Mi analista, que solía limitarse a sus características frases de “¿Ah, mira?” y “Dejamos hasta acá”, se aventuró a hablar más, y sus palabras fueron un río que removió piedras viejas, dejando al descubierto nuevos paisajes interiores. Mi psiquiatra, una paradoja en sí misma, supo equilibrar su carácter de “m…” con una brillantez profesional que, al final, pasó de ser una idiota a ser lo que necesitaba.
Asimismo, fue un año en el que descubrí algo inesperado: soy bueno entrevistando. En el arte de escuchar y preguntar, encontré una forma de abrir puertas a historias que parecían cerradas. Así llegué a personajes como Guillermo Coppola, y entre respuestas, gestos y su perfume embriagador, tambaleó mi certeza sobre mi propia heterosexualidad. Además, Chiche Duhalde resultó ser más petisa de lo que imaginaba; y descubrí que es curioso cómo los políticos, bajo el barniz de su discurso, tienen historias y matices que rara vez muestran al público. Tal vez sea el privilegio de mirarlos de cerca, de escuchar sin los filtros de la cámara.
Finalmente, empecé a escribir en este diario. Las palabras me devolvieron una voz que creía perdida, y sorprendentemente, encontraron eco en otros. El año de Milei, entre su caos y su resistencia, terminó por convertirse en algo más: un poema de ruinas que cantan, una memoria compartida de un país que también intentó resistir, crear y seguir siendo.

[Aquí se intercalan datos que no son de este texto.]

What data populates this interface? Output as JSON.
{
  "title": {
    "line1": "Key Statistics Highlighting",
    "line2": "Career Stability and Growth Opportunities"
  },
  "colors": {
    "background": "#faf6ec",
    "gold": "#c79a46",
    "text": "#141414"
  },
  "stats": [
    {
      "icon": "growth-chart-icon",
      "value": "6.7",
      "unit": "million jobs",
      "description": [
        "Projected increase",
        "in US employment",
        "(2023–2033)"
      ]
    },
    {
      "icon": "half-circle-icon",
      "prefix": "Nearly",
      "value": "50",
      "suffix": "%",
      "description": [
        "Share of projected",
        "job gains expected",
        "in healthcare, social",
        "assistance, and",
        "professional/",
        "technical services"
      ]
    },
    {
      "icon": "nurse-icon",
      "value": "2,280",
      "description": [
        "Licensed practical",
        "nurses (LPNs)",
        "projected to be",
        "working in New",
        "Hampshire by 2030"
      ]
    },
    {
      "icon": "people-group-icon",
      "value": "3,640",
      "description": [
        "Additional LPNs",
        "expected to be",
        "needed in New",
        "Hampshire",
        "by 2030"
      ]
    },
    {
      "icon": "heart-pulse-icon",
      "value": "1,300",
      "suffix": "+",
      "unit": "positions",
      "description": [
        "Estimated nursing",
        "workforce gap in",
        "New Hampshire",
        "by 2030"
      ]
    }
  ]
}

Y aquí estoy, escribiendo estas palabras que me revelan algo nuevo: quizás el acto de escribir sea, en sí mismo, una forma de entender el mundo. Espero que el próximo año nos encuentre juntos, querido lector, tú y yo, con nuestras historias y nuestras derrotas, listos para contar un nuevo capítulo en este libro abierto llamado Argentina.
PD: Quiero agradecer a mi editor, Alejandro Tellería, y a este diario por la confianza. A mis amigos de la vida por su calidad y a mis amigos de la runfla por la esperanza.